第三部分則提出了一個高效能平衡式四相位電壓控制振盪器。由兩個平衡式Colpitts VCO所形成的四相位壓控振盪器。利用直接注入二倍頻的方式，將兩個core電路頂端的兩倍頻注入至另一core電路，電路互相鎖定可得到四相位輸出。在電源電壓1.2 V，總功耗為4.32 mW。頻率可調範圍為13.4％，從5.92 GHz到6.77 GHz，晶片面積為0.843× 1.024 mm2。而在輸出頻率為6.74 GHz時，1 MHz偏移頻率下的相位雜訊為-121.67 dBc / Hz和QVCO的FOM為-191.89 dBc / Hz。

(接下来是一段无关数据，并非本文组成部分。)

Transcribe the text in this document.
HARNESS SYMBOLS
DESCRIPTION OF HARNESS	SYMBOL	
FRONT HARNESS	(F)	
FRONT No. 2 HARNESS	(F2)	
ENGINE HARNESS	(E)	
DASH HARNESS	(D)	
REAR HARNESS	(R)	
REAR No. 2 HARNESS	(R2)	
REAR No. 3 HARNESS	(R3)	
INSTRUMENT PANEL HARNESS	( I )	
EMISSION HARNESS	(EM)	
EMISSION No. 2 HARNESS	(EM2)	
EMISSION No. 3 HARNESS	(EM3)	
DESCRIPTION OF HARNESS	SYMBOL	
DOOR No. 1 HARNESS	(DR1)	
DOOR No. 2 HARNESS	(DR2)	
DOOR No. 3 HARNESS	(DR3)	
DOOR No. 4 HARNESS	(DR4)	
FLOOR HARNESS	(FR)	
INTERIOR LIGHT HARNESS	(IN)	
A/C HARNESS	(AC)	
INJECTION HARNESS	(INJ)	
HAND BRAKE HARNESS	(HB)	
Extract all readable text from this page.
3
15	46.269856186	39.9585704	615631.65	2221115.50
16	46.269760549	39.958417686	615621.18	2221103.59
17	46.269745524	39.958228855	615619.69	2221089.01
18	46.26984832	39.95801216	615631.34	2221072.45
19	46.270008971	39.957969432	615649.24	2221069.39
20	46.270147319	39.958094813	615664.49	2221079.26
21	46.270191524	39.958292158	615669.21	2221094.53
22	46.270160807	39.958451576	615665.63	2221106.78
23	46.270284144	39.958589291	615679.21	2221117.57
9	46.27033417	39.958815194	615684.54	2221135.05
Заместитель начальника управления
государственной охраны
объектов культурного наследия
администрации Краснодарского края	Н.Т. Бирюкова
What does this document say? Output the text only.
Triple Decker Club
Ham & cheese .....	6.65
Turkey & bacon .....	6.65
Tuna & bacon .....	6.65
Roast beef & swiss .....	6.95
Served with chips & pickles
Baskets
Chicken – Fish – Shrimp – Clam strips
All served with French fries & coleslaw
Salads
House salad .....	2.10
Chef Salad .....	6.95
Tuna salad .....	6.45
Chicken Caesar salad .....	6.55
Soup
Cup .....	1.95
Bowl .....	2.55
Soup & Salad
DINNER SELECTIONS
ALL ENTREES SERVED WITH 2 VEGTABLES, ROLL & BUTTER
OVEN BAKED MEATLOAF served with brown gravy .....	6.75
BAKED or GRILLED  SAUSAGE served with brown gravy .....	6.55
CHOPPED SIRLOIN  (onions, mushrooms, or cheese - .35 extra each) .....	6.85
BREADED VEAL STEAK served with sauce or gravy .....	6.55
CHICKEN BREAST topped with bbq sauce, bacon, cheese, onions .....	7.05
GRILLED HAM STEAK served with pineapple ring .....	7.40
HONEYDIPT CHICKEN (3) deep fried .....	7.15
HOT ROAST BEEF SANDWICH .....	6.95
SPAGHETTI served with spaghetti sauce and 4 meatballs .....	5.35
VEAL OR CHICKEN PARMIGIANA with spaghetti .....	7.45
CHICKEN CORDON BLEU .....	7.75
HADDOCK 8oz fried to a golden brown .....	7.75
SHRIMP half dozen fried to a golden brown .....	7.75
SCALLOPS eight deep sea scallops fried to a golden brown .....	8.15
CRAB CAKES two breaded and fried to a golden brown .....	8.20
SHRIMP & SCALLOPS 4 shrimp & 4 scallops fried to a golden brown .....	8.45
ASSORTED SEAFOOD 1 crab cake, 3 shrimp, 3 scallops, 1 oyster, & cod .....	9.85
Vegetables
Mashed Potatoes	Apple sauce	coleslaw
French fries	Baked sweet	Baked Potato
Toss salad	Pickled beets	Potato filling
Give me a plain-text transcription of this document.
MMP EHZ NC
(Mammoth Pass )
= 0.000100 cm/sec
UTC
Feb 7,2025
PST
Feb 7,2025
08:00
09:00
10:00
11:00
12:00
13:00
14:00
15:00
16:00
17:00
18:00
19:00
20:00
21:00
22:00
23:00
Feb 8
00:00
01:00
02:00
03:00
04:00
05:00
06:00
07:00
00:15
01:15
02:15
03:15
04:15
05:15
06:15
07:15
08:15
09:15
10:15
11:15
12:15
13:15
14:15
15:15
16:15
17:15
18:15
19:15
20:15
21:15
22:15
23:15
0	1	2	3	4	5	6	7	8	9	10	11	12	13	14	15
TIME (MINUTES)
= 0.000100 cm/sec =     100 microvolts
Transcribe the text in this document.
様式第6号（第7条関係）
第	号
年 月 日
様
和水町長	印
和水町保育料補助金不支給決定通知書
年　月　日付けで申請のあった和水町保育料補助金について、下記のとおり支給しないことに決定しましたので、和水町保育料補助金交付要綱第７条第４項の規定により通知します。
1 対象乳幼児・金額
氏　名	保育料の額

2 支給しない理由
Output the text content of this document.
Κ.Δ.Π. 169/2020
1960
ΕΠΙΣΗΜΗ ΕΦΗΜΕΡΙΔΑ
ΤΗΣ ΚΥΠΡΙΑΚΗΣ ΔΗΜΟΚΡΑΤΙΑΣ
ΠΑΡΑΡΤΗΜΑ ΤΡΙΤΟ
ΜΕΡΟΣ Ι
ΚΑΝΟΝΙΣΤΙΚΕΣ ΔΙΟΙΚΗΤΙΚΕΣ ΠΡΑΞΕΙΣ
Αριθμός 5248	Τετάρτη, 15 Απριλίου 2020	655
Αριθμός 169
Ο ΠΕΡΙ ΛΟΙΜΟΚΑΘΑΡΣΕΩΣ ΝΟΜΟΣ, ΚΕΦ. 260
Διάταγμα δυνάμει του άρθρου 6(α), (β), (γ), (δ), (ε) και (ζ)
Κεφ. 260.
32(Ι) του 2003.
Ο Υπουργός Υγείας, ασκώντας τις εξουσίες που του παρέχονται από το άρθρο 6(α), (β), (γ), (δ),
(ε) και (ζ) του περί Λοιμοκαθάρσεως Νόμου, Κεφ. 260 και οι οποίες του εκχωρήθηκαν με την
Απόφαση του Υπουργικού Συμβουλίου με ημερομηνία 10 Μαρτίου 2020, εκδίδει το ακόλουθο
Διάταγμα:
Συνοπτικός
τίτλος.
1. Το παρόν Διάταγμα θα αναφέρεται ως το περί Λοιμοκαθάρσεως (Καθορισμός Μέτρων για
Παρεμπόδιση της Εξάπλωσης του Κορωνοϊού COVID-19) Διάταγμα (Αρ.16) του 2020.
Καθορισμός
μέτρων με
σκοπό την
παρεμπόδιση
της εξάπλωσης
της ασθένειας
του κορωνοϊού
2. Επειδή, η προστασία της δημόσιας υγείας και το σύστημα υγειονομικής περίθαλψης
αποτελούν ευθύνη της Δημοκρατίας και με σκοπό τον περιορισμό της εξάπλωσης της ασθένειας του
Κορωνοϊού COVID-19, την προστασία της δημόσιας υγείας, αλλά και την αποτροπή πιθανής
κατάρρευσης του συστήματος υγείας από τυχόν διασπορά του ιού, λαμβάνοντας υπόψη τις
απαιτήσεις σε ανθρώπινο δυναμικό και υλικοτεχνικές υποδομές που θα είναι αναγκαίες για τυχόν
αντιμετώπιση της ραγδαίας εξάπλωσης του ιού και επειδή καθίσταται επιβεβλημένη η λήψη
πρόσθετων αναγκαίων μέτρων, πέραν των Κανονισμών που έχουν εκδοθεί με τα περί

最後，我們提出了新型使用電容耦合注入的四相位壓控振盪器。我們以兩組壓控振盪器利用第一諧波訊號相互注入鎖定的方式設計一個LC-tank四相位的壓控振盪器，由一組ILO輸出訊號注入另一組ILO的可變電容，由兩組ILO訊號耦合產生四相位的輸出訊號。在1.1V的供電電壓，總功耗為5.94 mW。頻率可調範圍從6.56 GHz到7.83 GHz，晶片面積為0.504× 0.803 mm2。而在輸出頻率為7.34 GHz時，1 MHz偏移頻率下的相位雜訊為-123.01 dBc / Hz，其FOM為-192.5 dBc / Hz。

This thesis presents four voltage-controlled oscillators (VCOs). First one is a new three-phase LC-ring voltage controlled oscillator. Second one is a high-performance CMOS voltage-controlled oscillator (VCO) with two sub-frequency bands. Finally, we present two new quadrature voltage-controlled oscillators (QVCOs). The above circuits are fabricated in the TSMC 0.18 μm CMOS process.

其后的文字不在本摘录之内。